Two other sentencing options are conditional discharge and probation. These sentence options are available only in the case of a conviction. Because there is a DUI conviction, the Secretary of State is required to revoke the driver’s license of the person convicted. (625 ILCS 5/6-205)
A revoked license means that the license ceases to exist. The revoked driver must have a hearing with the Secretary of State to prove that despite a DUI conviction or convictions, the applicant is now a safe and responsible driver who would not endanger the public safety and welfare.
If this is the first conviction, the Secretary of State will impose a revocation for one year. What this means is that for a year, the revoked driver cannot apply for a full license but may be able to apply for a Restricted Driving Permit (RDP) under most circumstances. But waiting out the one year revocation will not result in restoration of full driving privileges. There still must be a hearing. (625 ILCS 5/6-208)

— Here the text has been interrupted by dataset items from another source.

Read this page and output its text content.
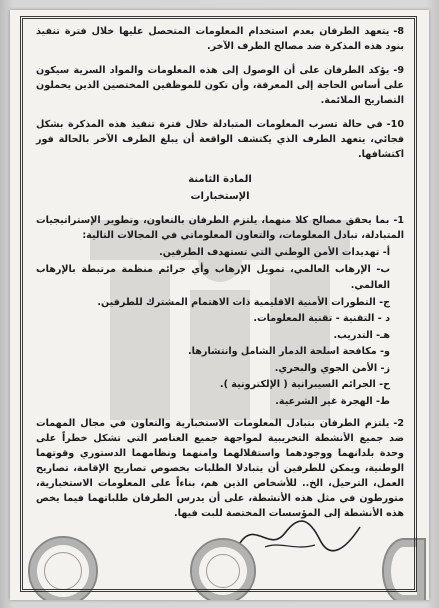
8-يتعهد الطرفان بعدم استخدام المعلومات المتحصل عليها خلال فترة تنفيذ بنود هذه المذكرة ضد مصالح الطرف الآخر.
9-يؤكد الطرفان على أن الوصول إلى هذه المعلومات والمواد السرية سيكون على أساس الحاجة إلى المعرفة، وأن تكون للموظفين المختصين الذين يحملون التصاريح الملائمة.
10-في حالة تسرب المعلومات المتبادلة خلال فترة تنفيذ هذه المذكرة بشكل فجائي، يتعهد الطرف الذي يكتشف الواقعة أن يبلغ الطرف الآخر بالحالة فور اكتشافها.
المادة الثامنة
الإستخبارات
1-بما يحقق مصالح كلا منهما، يلتزم الطرفان بالتعاون، وتطوير الإستراتيجيات المتبادلة، تبادل المعلومات، والتعاون المعلوماتي في المجالات التالية:
أ- تهديدات الأمن الوطني التي تستهدف الطرفين.
ب- الإرهاب العالمي، تمويل الإرهاب وأي جرائم منظمة مرتبطة بالإرهاب العالمي.
ج- التطورات الأمنية الاقليمية ذات الاهتمام المشترك للطرفين.
د - التقنية - تقنية المعلومات.
هـ- التدريب.
و- مكافحة اسلحة الدمار الشامل وانتشارها.
ز- الأمن الجوي والبحري.
ح- الجرائم السيبرانية ( الإلكترونية ).
ط- الهجرة غير الشرعية.
2-يلتزم الطرفان بتبادل المعلومات الاستخبارية والتعاون في مجال المهمات ضد جميع الأنشطة التخريبية لمواجهة جميع العناصر التي تشكل خطراً على وحدة بلدانهما ووجودهما واستقلالهما وامنهما ونظامهما الدستوري وقوتهما الوطنية، ويمكن للطرفين أن يتبادلا الطلبات بخصوص تصاريح الإقامة، تصاريح العمل، الترحيل، الخ.. للأشخاص الذين هم، بناءاً على المعلومات الاستخبارية، متورطون في مثل هذه الأنشطة، على أن يدرس الطرفان طلباتهما فيما يخص هذه الأنشطة إلى المؤسسات المختصة للبت فيها.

If this is the second conviction but it’s been more than twenty years since the first one, the revocation is one year. If the first conviction occurred less than twenty years after the second arrest, a conviction on the second offense will result in a five year revocation. And regardless of how far apart the convictions occurred, during the first year of any second conviction, there is no right to any driving relief, not even an RDP.
For a third conviction, the revocation is for ten years, regardless of the time between convictions. And there is no RDP or other driving relief during the first year.
In the case of four or more convictions, any of which arose out of an arrest after December 31, 1998, there is a lifetime ban on any driving relief. Otherwise, the rules that apply to three convictions apply to four.
If someone is under a supervision order and violates the order by receiving another DUI, the consequence will be two convictions, as a violation of supervision will result in the supervision being revoked and a conviction being entered. And if the second DUI is provable, just like that, the offender has two convictions.